ISSUE Project Room is located on the 3rd floor of (OA) Can Factory, 232 3rd Street at 3rd Avenue in the Gowanus neighborhood of Brooklyn.
Subway F and G Line to Carroll St-Smith St. stop.
Admission is FREE.
Produced primarily in the Gulf region, the work included in “Hurricane Season” responds to complex issues with experimental strategies in an attempt to represent the landscape, people, the system, industry and their interrelationships. Representing a range of styles that are more lyrical and differently mediated than images seen in popular culture immediately following each disaster, the line-up features work produced since 2005, including some very recent work that is still in progress. Liza Johnson’s South of Ten considers how Mississippian survivors of Katrina are framed, with gesture and performance as alternatives to conventional interview-based forms of bearing witness. Pawel Wojtasik’s immersive video Below Sea Level (courtesy Priska C. Juschka Fine Art), partly shot with a 360° panoramic camera in and around New Orleans, articulates a sense of impermanence inherent in the location, underscored bySteven Vitiello’s soundscape. A collaborative film/video by Courtney Egan and Helen Hill takes a more personal and fleeting look at one block, blending flood-damaged film found after Katrina with video shot of the same site. Work currently in progress examining the BP oil spill will include pieces byGhen Dennis and Christina McPhee.

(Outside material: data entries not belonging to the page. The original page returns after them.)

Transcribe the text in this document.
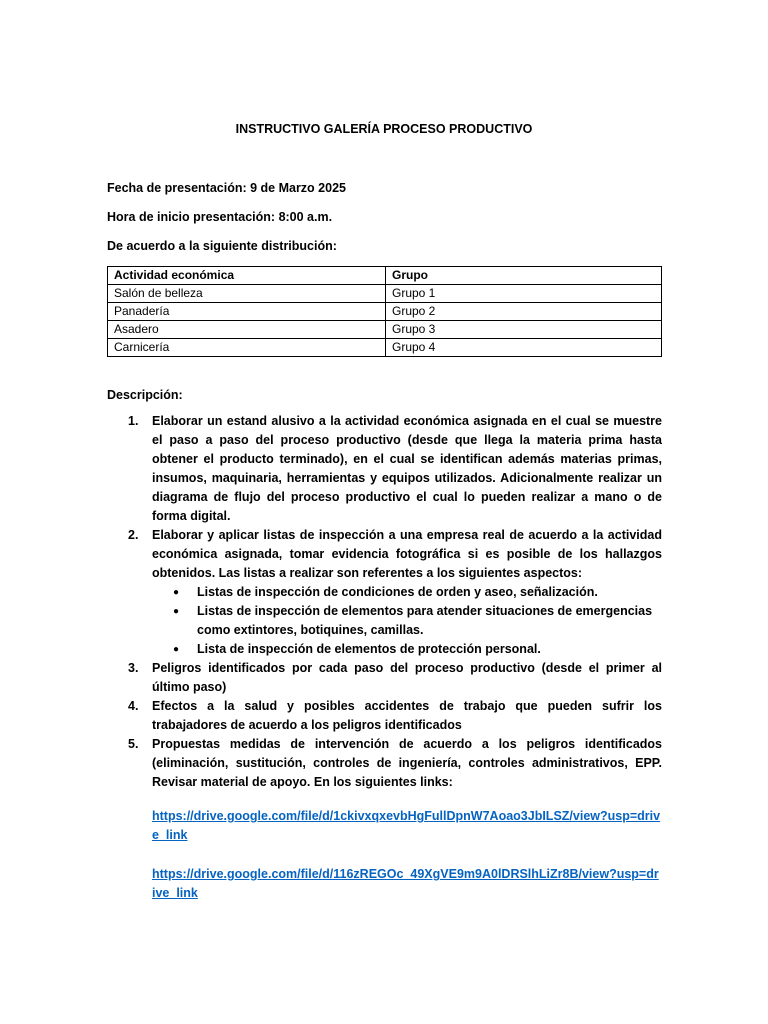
INSTRUCTIVO GALERÍA PROCESO PRODUCTIVO
Fecha de presentación: 9 de Marzo 2025
Hora de inicio presentación: 8:00 a.m.
De acuerdo a la siguiente distribución:
Actividad económica	Grupo
Salón de belleza	Grupo 1
Panadería	Grupo 2
Asadero	Grupo 3
Carnicería	Grupo 4
Descripción:
Elaborar un estand alusivo a la actividad económica asignada en el cual se muestre el paso a paso del proceso productivo (desde que llega la materia prima hasta obtener el producto terminado), en el cual se identifican además materias primas, insumos, maquinaria, herramientas y equipos utilizados. Adicionalmente realizar un diagrama de flujo del proceso productivo el cual lo pueden realizar a mano o de forma digital.
Elaborar y aplicar listas de inspección a una empresa real de acuerdo a la actividad económica asignada, tomar evidencia fotográfica si es posible de los hallazgos obtenidos. Las listas a realizar son referentes a los siguientes aspectos:
● Listas de inspección de condiciones de orden y aseo, señalización.
● Listas de inspección de elementos para atender situaciones de emergencias como extintores, botiquines, camillas.
● Lista de inspección de elementos de protección personal.
Peligros identificados por cada paso del proceso productivo (desde el primer al último paso)
Efectos a la salud y posibles accidentes de trabajo que pueden sufrir los trabajadores de acuerdo a los peligros identificados
Propuestas medidas de intervención de acuerdo a los peligros identificados (eliminación, sustitución, controles de ingeniería, controles administrativos, EPP. Revisar material de apoyo. En los siguientes links:
https://drive.google.com/file/d/1ckivxqxevbHgFullDpnW7Aoao3JbILSZ/view?usp=drive_link
https://drive.google.com/file/d/116zREGOc_49XgVE9m9A0lDRSlhLiZr8B/view?usp=drive_link
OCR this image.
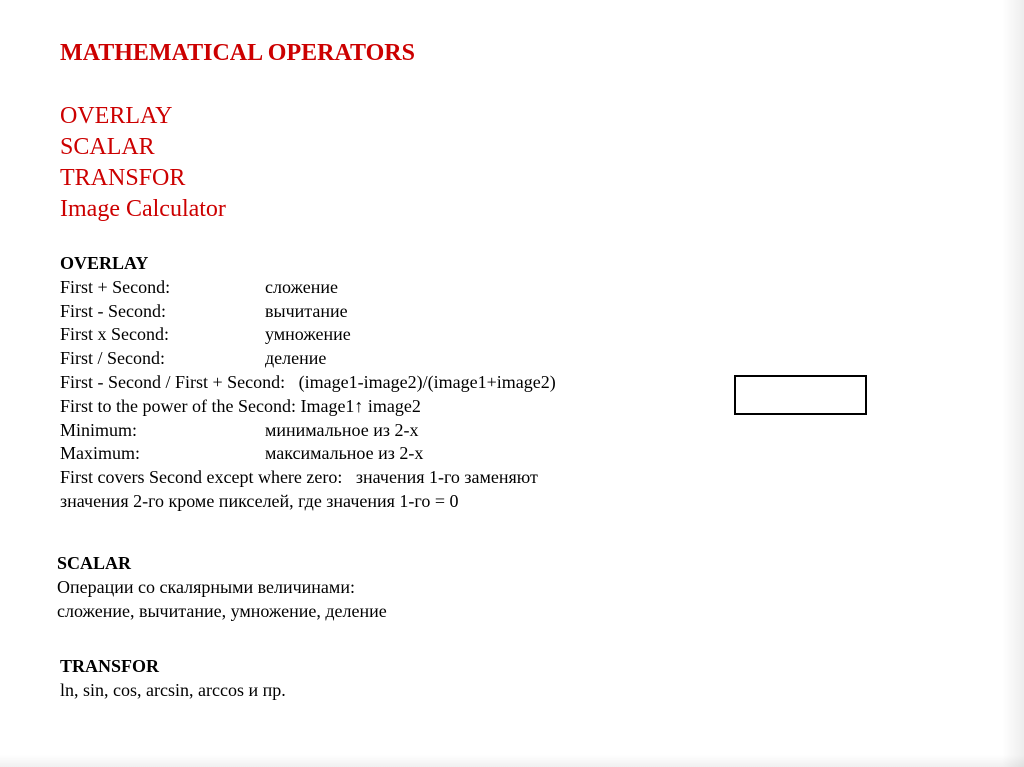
MATHEMATICAL OPERATORS
OVERLAY
SCALAR
TRANSFOR
Image Calculator
OVERLAY
First + Second:	сложение
First - Second:	вычитание
First x Second:	умножение
First / Second:	деление
First - Second / First + Second:   (image1-image2)/(image1+image2)
First to the power of the Second: Image1↑ image2
Minimum:	минимальное из 2-х
Maximum:	максимальное из 2-х
First covers Second except where zero:   значения 1-го заменяют
значения 2-го кроме пикселей, где значения 1-го = 0
SCALAR
Операции со скалярными величинами:
сложение, вычитание, умножение, деление
TRANSFOR
ln, sin, cos, arcsin, arccos и пр.
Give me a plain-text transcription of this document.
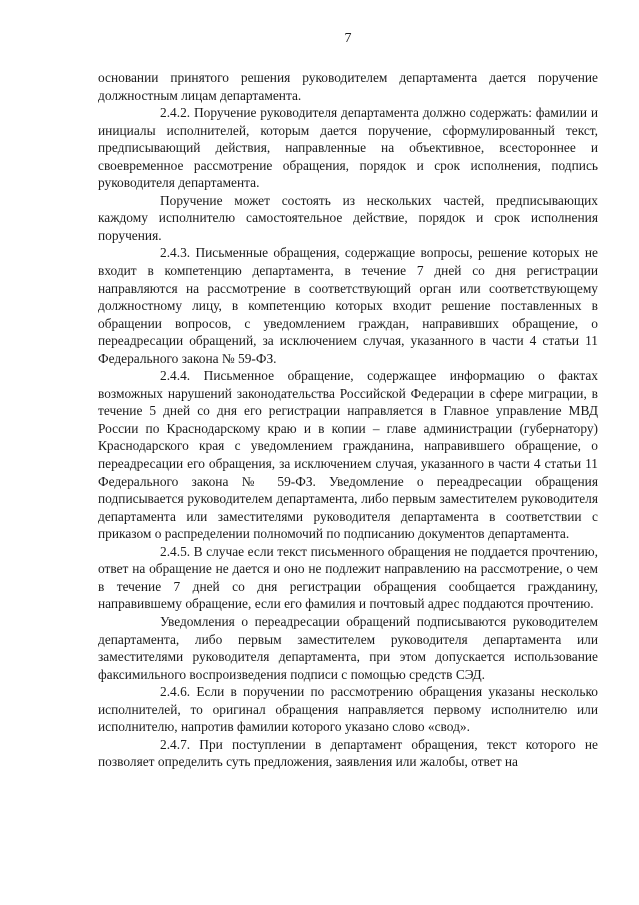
7

основании принятого решения руководителем департамента дается поручение должностным лицам департамента.

2.4.2. Поручение руководителя департамента должно содержать: фамилии и инициалы исполнителей, которым дается поручение, сформулированный текст, предписывающий действия, направленные на объективное, всестороннее и своевременное рассмотрение обращения, порядок и срок исполнения, подпись руководителя департамента.

Поручение может состоять из нескольких частей, предписывающих каждому исполнителю самостоятельное действие, порядок и срок исполнения поручения.

2.4.3. Письменные обращения, содержащие вопросы, решение которых не входит в компетенцию департамента, в течение 7 дней со дня регистрации направляются на рассмотрение в соответствующий орган или соответствующему должностному лицу, в компетенцию которых входит решение поставленных в обращении вопросов, с уведомлением граждан, направивших обращение, о переадресации обращений, за исключением случая, указанного в части 4 статьи 11 Федерального закона № 59-ФЗ.

2.4.4. Письменное обращение, содержащее информацию о фактах возможных нарушений законодательства Российской Федерации в сфере миграции, в течение 5 дней со дня его регистрации направляется в Главное управление МВД России по Краснодарскому краю и в копии – главе администрации (губернатору) Краснодарского края с уведомлением гражданина, направившего обращение, о переадресации его обращения, за исключением случая, указанного в части 4 статьи 11 Федерального закона № 59-ФЗ. Уведомление о переадресации обращения подписывается руководителем департамента, либо первым заместителем руководителя департамента или заместителями руководителя департамента в соответствии с приказом о распределении полномочий по подписанию документов департамента.

2.4.5. В случае если текст письменного обращения не поддается прочтению, ответ на обращение не дается и оно не подлежит направлению на рассмотрение, о чем в течение 7 дней со дня регистрации обращения сообщается гражданину, направившему обращение, если его фамилия и почтовый адрес поддаются прочтению.

Уведомления о переадресации обращений подписываются руководителем департамента, либо первым заместителем руководителя департамента или заместителями руководителя департамента, при этом допускается использование факсимильного воспроизведения подписи с помощью средств СЭД.

2.4.6. Если в поручении по рассмотрению обращения указаны несколько исполнителей, то оригинал обращения направляется первому исполнителю или исполнителю, напротив фамилии которого указано слово «свод».

2.4.7. При поступлении в департамент обращения, текст которого не позволяет определить суть предложения, заявления или жалобы, ответ на
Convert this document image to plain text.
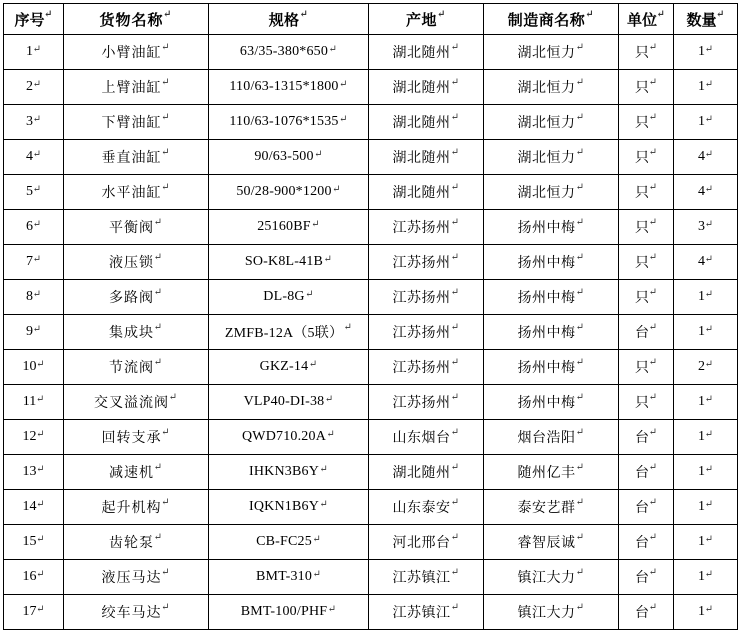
序号 ↵	货物名称 ↵	规格 ↵	产地 ↵	制造商名称 ↵	单位 ↵	数量 ↵
1 ↵	小臂油缸 ↵	63/35-380*650 ↵	湖北随州 ↵	湖北恒力 ↵	只 ↵	1 ↵
2 ↵	上臂油缸 ↵	110/63-1315*1800 ↵	湖北随州 ↵	湖北恒力 ↵	只 ↵	1 ↵
3 ↵	下臂油缸 ↵	110/63-1076*1535 ↵	湖北随州 ↵	湖北恒力 ↵	只 ↵	1 ↵
4 ↵	垂直油缸 ↵	90/63-500 ↵	湖北随州 ↵	湖北恒力 ↵	只 ↵	4 ↵
5 ↵	水平油缸 ↵	50/28-900*1200 ↵	湖北随州 ↵	湖北恒力 ↵	只 ↵	4 ↵
6 ↵	平衡阀 ↵	25160BF ↵	江苏扬州 ↵	扬州中梅 ↵	只 ↵	3 ↵
7 ↵	液压锁 ↵	SO-K8L-41B ↵	江苏扬州 ↵	扬州中梅 ↵	只 ↵	4 ↵
8 ↵	多路阀 ↵	DL-8G ↵	江苏扬州 ↵	扬州中梅 ↵	只 ↵	1 ↵
9 ↵	集成块 ↵	ZMFB-12A（5联） ↵	江苏扬州 ↵	扬州中梅 ↵	台 ↵	1 ↵
10 ↵	节流阀 ↵	GKZ-14 ↵	江苏扬州 ↵	扬州中梅 ↵	只 ↵	2 ↵
11 ↵	交叉溢流阀 ↵	VLP40-DI-38 ↵	江苏扬州 ↵	扬州中梅 ↵	只 ↵	1 ↵
12 ↵	回转支承 ↵	QWD710.20A ↵	山东烟台 ↵	烟台浩阳 ↵	台 ↵	1 ↵
13 ↵	减速机 ↵	IHKN3B6Y ↵	湖北随州 ↵	随州亿丰 ↵	台 ↵	1 ↵
14 ↵	起升机构 ↵	IQKN1B6Y ↵	山东泰安 ↵	泰安艺群 ↵	台 ↵	1 ↵
15 ↵	齿轮泵 ↵	CB-FC25 ↵	河北邢台 ↵	睿智辰诚 ↵	台 ↵	1 ↵
16 ↵	液压马达 ↵	BMT-310 ↵	江苏镇江 ↵	镇江大力 ↵	台 ↵	1 ↵
17 ↵	绞车马达 ↵	BMT-100/PHF ↵	江苏镇江 ↵	镇江大力 ↵	台 ↵	1 ↵
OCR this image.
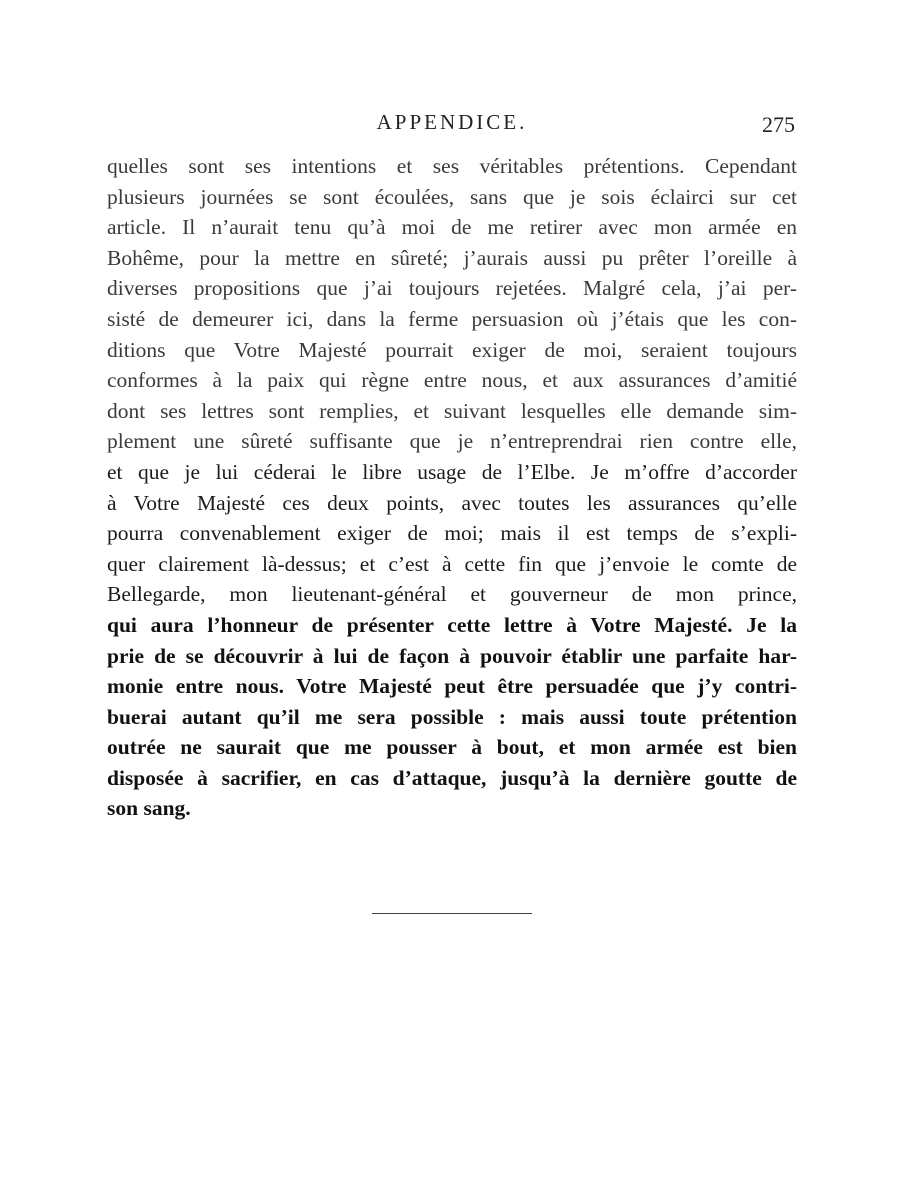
APPENDICE.	275
quelles sont ses intentions et ses véritables prétentions. Cependant
plusieurs journées se sont écoulées, sans que je sois éclairci sur cet
article. Il n’aurait tenu qu’à moi de me retirer avec mon armée en
Bohême, pour la mettre en sûreté; j’aurais aussi pu prêter l’oreille à
diverses propositions que j’ai toujours rejetées. Malgré cela, j’ai per-
sisté de demeurer ici, dans la ferme persuasion où j’étais que les con-
ditions que Votre Majesté pourrait exiger de moi, seraient toujours
conformes à la paix qui règne entre nous, et aux assurances d’amitié
dont ses lettres sont remplies, et suivant lesquelles elle demande sim-
plement une sûreté suffisante que je n’entreprendrai rien contre elle,
et que je lui céderai le libre usage de l’Elbe. Je m’offre d’accorder
à Votre Majesté ces deux points, avec toutes les assurances qu’elle
pourra convenablement exiger de moi; mais il est temps de s’expli-
quer clairement là-dessus; et c’est à cette fin que j’envoie le comte de
Bellegarde, mon lieutenant-général et gouverneur de mon prince,
qui aura l’honneur de présenter cette lettre à Votre Majesté. Je la
prie de se découvrir à lui de façon à pouvoir établir une parfaite har-
monie entre nous. Votre Majesté peut être persuadée que j’y contri-
buerai autant qu’il me sera possible : mais aussi toute prétention
outrée ne saurait que me pousser à bout, et mon armée est bien
disposée à sacrifier, en cas d’attaque, jusqu’à la dernière goutte de
son sang.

Framing the contemporary work will be excerpts from Robert Flaherty’s Louisiana Story from 1948 (courtesy Flaherty Film Seminar) and Tony Oursler’s Son of Oil from 1982. Louisiana Story, a lushly shot docudrama in black and white commissioned by Standard Oil, features an idyllic Bayou setting and an innocent boy’s adventures there as changes come to the region through the construction of an oil rig. The landscape and lifestyle of the Cajun people appear undisturbed by the drilling process, and even improved by the arrival of the oil industry. Tony Oursler’s colorful diatribe against the oil industry and our culture’s oil addiction is playfully enacted by performers and paper sets.
Although the program is regionally focused, the intricately intertwined economic, environmental, social, public and private issues suggested by the films and videos speak to a larger context as we collectively grapple with a gross consumption of fossil fuels, global warming, environmental erosion, newly diminished ways of life and unstable economies—and how to represent these things.